Pancreatic surgery is now routinely performed in specialist centres throughout the UK. The results of pancreatic surgery have improved dramatically over the past two decades and it is now regarded as a safe operation in specialist hands. An operative mortality rate of less than 5% for major pancreatic surgery is expected, and patients return to full activity after surgery in 8-12 weeks. Post operative complications including chest, urine and wound infections, pancreatic, bile and intestinal leaks. Pancreatic insufficiency requiring enzyme replacement occurs in up to 50% of patients. All patients undergoing a pancreatic operation have 4 units of blood available as blood transfusion is required after surgery in up to 50% of patients.

What are the benefits of surgical removal of the tumours? The aim of surgical resection of pancreatic tumours is to remove all of the cancer and any associated lymph nodes, with clear margins. Pancreatic resection has been shown to increase mean survival compared to other forms of treatment (chemotherapy), and is the only treatment for pancreatic cancer that offers the potential for cure. Any survival advantage from pancreatic surgery must in all cases however, be carefully weighed against the risks of major surgery, especially in high risk patients.

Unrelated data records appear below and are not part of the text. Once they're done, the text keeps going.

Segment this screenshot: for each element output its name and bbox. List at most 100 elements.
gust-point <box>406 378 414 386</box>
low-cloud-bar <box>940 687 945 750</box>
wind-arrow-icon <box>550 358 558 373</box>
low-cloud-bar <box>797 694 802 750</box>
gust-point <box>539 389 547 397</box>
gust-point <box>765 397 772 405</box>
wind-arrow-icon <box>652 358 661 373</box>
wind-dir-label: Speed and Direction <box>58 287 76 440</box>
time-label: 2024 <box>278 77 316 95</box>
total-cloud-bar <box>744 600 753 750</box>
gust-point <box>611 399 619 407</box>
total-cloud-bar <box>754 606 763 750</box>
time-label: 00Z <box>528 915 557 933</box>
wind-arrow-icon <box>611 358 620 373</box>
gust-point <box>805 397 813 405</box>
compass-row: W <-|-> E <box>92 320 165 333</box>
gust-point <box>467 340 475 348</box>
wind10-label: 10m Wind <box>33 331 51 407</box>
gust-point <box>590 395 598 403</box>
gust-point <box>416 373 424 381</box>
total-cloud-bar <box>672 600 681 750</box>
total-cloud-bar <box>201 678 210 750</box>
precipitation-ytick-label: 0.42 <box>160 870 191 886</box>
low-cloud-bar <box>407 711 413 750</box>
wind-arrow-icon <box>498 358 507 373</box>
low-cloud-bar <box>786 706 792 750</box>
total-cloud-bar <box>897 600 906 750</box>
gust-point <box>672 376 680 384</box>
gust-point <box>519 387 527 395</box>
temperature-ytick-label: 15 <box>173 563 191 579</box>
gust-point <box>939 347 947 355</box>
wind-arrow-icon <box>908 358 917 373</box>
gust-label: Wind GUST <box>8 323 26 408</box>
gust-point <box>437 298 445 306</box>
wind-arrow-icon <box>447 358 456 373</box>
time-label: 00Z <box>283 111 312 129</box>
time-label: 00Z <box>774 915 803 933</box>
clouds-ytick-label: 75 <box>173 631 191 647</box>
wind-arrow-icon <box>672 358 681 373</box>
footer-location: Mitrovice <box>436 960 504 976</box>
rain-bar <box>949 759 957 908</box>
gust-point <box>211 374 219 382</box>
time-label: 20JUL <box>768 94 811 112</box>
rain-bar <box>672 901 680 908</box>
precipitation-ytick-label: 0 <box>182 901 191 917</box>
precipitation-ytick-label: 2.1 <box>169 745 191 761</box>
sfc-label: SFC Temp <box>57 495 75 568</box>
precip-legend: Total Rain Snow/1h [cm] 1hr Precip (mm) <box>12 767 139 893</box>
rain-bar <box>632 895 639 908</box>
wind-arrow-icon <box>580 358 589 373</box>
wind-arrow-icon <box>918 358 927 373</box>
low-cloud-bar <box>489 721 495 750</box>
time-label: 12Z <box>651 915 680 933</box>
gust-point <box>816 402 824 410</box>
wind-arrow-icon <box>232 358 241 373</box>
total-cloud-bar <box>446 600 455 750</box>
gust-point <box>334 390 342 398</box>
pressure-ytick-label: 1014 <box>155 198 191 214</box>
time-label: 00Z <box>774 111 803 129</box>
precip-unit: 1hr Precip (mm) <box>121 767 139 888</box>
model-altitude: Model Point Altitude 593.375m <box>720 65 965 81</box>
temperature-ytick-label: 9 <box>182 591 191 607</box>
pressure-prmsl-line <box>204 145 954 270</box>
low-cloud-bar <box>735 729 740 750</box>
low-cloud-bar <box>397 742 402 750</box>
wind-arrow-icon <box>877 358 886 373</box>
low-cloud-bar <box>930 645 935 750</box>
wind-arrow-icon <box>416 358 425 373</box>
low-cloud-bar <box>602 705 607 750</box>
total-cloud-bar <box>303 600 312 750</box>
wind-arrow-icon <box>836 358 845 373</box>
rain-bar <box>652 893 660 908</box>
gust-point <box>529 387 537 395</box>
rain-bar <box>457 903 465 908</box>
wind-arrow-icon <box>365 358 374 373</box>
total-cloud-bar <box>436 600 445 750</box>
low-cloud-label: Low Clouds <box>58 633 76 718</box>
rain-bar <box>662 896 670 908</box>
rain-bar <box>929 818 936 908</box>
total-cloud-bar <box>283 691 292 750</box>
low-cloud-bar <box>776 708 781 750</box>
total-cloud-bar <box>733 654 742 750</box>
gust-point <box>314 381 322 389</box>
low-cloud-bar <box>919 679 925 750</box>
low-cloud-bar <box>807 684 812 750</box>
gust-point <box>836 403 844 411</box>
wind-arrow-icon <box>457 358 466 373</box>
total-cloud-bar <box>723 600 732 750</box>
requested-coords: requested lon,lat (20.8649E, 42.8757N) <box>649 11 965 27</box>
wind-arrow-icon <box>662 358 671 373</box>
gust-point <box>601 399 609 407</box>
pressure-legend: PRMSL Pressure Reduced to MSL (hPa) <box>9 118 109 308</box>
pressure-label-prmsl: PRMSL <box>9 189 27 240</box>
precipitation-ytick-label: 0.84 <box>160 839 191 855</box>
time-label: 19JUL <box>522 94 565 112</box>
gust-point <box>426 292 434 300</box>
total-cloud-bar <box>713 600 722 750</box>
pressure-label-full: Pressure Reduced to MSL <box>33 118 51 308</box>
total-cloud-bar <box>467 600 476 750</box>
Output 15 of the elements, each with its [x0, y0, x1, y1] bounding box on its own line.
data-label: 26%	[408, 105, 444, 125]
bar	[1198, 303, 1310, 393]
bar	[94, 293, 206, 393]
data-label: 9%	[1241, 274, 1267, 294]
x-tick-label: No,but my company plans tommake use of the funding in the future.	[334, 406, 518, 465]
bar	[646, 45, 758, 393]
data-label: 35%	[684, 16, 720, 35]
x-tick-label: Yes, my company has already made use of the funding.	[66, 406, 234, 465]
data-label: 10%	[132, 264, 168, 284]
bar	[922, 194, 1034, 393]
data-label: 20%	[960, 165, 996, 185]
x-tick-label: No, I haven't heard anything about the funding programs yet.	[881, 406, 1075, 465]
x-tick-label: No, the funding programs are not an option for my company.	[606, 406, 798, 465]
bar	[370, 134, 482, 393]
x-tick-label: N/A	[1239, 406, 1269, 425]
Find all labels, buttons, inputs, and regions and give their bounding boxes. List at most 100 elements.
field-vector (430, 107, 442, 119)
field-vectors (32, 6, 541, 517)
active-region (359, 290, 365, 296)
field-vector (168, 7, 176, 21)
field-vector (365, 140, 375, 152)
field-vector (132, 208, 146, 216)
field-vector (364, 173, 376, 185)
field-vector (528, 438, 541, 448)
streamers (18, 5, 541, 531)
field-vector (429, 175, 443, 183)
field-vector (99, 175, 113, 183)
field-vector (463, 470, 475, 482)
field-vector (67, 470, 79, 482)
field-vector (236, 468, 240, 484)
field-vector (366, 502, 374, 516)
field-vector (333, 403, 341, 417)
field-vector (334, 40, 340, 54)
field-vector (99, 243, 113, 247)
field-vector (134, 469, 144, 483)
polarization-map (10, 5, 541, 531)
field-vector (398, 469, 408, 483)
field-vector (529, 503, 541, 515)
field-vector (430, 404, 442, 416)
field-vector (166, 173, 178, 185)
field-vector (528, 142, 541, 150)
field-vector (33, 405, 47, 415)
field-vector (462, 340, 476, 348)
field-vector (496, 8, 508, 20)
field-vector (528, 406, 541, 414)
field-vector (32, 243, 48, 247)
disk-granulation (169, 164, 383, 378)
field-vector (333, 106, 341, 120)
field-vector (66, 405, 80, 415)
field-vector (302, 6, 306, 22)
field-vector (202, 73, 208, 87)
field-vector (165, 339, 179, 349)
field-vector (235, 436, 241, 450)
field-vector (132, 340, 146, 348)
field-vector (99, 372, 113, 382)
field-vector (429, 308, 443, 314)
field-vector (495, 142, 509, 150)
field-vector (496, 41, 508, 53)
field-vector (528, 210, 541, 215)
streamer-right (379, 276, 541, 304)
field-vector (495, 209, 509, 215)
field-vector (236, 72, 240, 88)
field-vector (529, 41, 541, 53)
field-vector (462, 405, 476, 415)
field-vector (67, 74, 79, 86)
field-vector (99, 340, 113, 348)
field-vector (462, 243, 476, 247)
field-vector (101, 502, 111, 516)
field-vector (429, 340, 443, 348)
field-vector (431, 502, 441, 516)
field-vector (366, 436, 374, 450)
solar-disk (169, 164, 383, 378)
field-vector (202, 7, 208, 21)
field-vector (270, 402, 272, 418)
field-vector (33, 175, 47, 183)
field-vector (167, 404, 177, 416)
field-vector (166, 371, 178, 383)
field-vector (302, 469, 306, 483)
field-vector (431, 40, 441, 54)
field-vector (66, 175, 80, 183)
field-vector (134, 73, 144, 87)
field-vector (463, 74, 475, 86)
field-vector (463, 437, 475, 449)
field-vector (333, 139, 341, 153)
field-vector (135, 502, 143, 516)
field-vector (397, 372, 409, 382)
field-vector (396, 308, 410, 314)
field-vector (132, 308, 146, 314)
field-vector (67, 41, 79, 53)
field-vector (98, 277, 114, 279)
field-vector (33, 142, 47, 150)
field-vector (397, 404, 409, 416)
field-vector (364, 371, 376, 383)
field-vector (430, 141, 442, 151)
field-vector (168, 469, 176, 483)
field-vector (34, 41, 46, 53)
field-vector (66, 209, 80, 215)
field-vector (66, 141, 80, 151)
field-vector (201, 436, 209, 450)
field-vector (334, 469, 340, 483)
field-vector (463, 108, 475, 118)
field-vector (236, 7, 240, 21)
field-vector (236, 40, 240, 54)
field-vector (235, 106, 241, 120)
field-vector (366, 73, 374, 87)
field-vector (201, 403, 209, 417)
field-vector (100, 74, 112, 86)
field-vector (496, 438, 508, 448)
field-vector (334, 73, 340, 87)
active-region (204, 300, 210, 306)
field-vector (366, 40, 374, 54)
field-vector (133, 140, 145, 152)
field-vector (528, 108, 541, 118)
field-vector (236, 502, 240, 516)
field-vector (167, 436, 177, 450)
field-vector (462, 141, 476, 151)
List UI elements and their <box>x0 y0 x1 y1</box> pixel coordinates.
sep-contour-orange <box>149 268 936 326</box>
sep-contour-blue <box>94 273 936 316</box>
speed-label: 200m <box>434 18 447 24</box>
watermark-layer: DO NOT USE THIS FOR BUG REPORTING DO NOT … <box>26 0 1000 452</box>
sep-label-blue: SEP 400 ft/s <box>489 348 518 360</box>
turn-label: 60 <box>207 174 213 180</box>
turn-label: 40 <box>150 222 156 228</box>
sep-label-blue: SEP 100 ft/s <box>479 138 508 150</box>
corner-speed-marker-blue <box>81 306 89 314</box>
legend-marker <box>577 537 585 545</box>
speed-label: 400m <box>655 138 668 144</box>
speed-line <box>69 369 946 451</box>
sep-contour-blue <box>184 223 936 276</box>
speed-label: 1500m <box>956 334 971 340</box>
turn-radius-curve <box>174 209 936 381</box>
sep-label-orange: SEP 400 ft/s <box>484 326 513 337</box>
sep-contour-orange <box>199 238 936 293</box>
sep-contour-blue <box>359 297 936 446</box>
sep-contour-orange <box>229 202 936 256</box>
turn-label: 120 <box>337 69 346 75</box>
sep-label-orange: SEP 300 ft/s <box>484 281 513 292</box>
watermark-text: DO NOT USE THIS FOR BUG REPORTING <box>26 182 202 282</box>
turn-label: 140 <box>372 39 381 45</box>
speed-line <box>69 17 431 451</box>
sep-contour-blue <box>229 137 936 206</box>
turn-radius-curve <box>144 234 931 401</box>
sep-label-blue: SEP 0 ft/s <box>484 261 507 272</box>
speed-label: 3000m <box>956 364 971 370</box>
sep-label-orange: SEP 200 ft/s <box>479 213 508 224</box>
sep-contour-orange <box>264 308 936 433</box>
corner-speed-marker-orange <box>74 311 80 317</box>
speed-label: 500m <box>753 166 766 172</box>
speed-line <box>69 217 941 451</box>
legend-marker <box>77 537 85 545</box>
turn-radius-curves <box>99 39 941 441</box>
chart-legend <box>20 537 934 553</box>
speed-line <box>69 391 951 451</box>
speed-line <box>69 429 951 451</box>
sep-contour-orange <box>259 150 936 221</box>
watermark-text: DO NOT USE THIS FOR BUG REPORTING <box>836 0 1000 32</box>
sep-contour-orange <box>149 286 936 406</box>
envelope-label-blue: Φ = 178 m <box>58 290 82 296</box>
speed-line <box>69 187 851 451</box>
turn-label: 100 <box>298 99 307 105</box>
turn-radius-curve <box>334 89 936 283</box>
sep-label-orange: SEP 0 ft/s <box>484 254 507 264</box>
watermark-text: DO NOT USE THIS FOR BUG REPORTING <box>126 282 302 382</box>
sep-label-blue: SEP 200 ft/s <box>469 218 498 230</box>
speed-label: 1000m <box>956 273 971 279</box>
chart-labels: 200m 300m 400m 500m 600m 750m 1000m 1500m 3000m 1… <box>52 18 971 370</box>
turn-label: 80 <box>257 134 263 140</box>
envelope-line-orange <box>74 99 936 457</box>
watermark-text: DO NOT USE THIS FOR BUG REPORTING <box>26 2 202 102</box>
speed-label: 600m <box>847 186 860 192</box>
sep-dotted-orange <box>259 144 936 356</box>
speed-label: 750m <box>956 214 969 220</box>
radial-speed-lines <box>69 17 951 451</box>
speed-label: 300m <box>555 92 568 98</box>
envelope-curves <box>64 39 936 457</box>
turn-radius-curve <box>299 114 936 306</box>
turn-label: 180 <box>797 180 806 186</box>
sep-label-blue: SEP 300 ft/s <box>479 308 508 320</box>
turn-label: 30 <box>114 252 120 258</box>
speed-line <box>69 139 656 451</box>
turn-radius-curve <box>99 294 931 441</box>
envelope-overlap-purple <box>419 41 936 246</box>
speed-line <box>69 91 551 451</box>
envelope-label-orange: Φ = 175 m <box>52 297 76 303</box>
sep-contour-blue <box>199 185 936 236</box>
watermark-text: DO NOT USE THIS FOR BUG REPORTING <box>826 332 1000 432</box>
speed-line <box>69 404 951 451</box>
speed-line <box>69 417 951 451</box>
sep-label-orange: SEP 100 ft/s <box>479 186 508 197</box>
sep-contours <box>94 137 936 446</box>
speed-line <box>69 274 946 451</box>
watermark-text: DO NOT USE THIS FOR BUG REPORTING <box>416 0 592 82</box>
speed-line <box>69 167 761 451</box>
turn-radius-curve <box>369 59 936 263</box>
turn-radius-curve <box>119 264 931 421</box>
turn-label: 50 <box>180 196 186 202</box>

Will I need further treatment after my pancreatic operation?
This is dependent on the results of the pancreatic surgery and the type of tumour removed. Every patient will have an individual treatment plan after discussion between their surgeon and oncologist. There is clear evidence from major trials that the use of postoperative chemotherapy is beneficial for patients after removal of a pancreatic adenocarcinoma.